Gas transfer test: you take a big breath through a mouthpiece while wearing a nose-clip. You will be asked to hold your breath for a few seconds and then breathe out into a machine. The results show how well your lungs are doing their job: getting oxygen into your blood, and carbon dioxide out. You will be asked not to smoke for 24 hours before this test.

Lung volume test: you will breathe into a machine for 10-20 minutes through a mouthpiece while wearing a nose clip. While you are doing this your tester will use the machine to measure your lung volume.

Occasionally, the tester might ask you to sit in a booth, which looks a bit like a small see-through shower cubicle. The door will be closed and the test will be done while you sit inside. This will help your tester to get more detailed results.

Questions you could ask about your test

This page aims to give you general information about breathing tests. But there are lots of details which will depend on where you are going for your test.

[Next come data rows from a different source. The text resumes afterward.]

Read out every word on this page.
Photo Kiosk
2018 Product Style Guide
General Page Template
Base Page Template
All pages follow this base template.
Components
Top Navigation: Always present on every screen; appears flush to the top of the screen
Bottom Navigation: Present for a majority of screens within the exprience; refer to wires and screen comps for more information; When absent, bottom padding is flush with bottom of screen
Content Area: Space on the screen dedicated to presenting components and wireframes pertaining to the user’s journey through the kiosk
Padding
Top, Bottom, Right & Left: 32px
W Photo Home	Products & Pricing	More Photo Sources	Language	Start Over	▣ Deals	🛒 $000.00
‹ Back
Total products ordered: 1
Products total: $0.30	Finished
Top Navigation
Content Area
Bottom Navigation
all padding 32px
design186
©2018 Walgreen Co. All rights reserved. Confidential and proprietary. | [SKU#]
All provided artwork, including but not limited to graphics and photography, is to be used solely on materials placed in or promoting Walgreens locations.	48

Here are some questions you could ask. You can ask these when you see your doctor, when you make your test appointment, or at the test appointment itself. You might find it helpful to have this list with you.

Questions about the test itself:

  • What is the name of the test?
  • Why will I have this test?
  • Who carries out the test, and where?
  • What will happen to me during the test?
  • How long does it take?
  • Do I need to prepare for the test in any way?
  • What does it feel like, during and after.
  • Are there side effects?
  • How long do any after-effects last?
  • Will I be OK to drive afterwards?
  • Questions about the test results (for each test)
  • What sort of results are there from this test?
  • How will I get my results?
  • How will they be explained to me? Who by? Where?
  • How long will I have to wait for the results?
  • Will the test results be enough for a doctor to make a diagnosis?
  • Are the results reliable?

Questions about what happens after the test

  • Will I be given an appointment with a doctor? My GP?
  • Who makes the appointment, and how do I hear about it?
  • Can I talk to someone in the meantime?

And finally,

  • What happens if I want to make a complaint?

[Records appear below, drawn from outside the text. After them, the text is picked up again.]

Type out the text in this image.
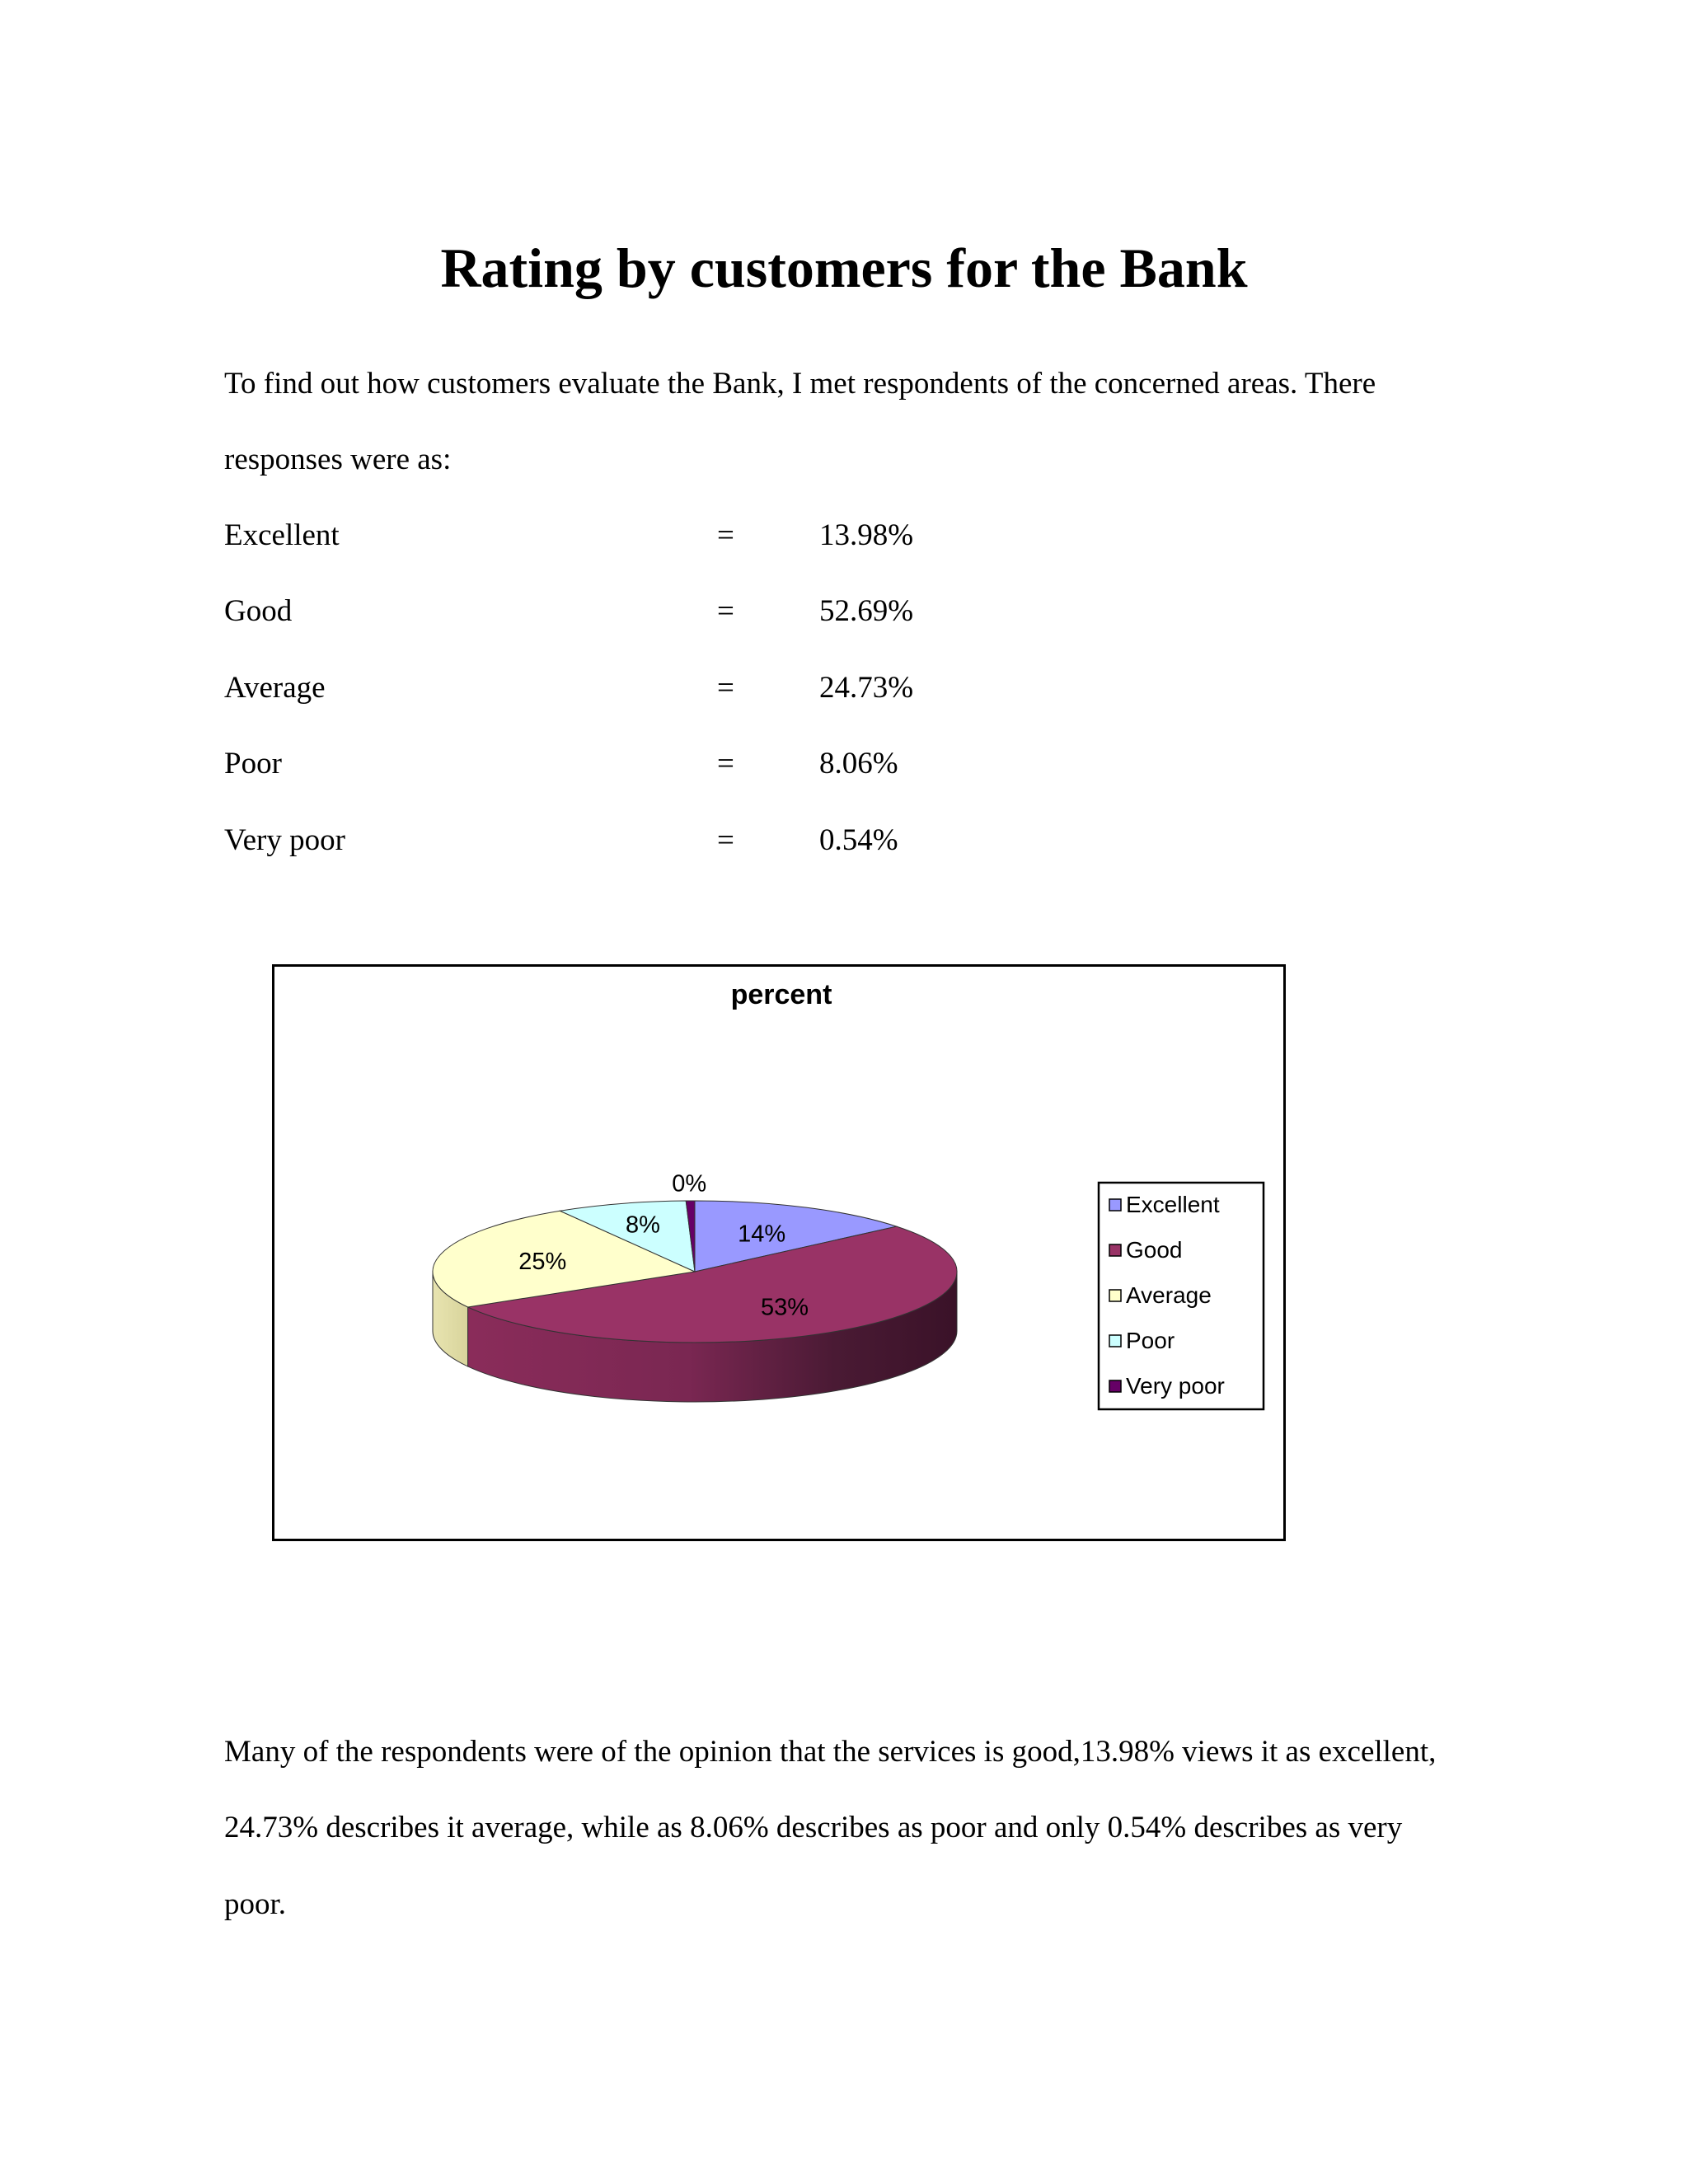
Rating by customers for the Bank

To find out how customers evaluate the Bank, I met respondents of the concerned areas. There

responses were as:

Excellent	=	13.98%
Good	=	52.69%
Average	=	24.73%
Poor	=	8.06%
Very poor	=	0.54%
percent
14%
53%
25%
8%
0%
Excellent
Good
Average
Poor
Very poor

Many of the respondents were of the opinion that the services is good,13.98% views it as excellent,

24.73% describes it average, while as 8.06% describes as poor and only 0.54% describes as very

poor.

Advice on preparing for your test

When you are going to have a breathing test, you should follow the advice in the letter or leaflet which comes with your appointment letter.

Some tests may need you:

  • Not to smoke for 24 hours before the test
  • To wear loose-fitting, comfortable clothing
  • Not to eat anything heavy for two hours before the test
  • Not to drink alcohol for at least four hours before the test.

And they may ask you not to take these medicines:

  • Salbutamol (ventolin, salamol) or bricanyl inhaler for at least six hours before the test
  • Atrovent (ipratropium), duovent or combivent for at least six hours before the test
  • Symbicort, serevent, seretide and theophylline (aminophylline) for 12 hours before the test
  • Tiotropium for 24 hours before the test.

If you do have to take one of these medicines – then make a note of when you take it, and let the tester know.

If you are unsure of anything, you should get in touch with the person who made you the appointment. Do this is as soon as you can.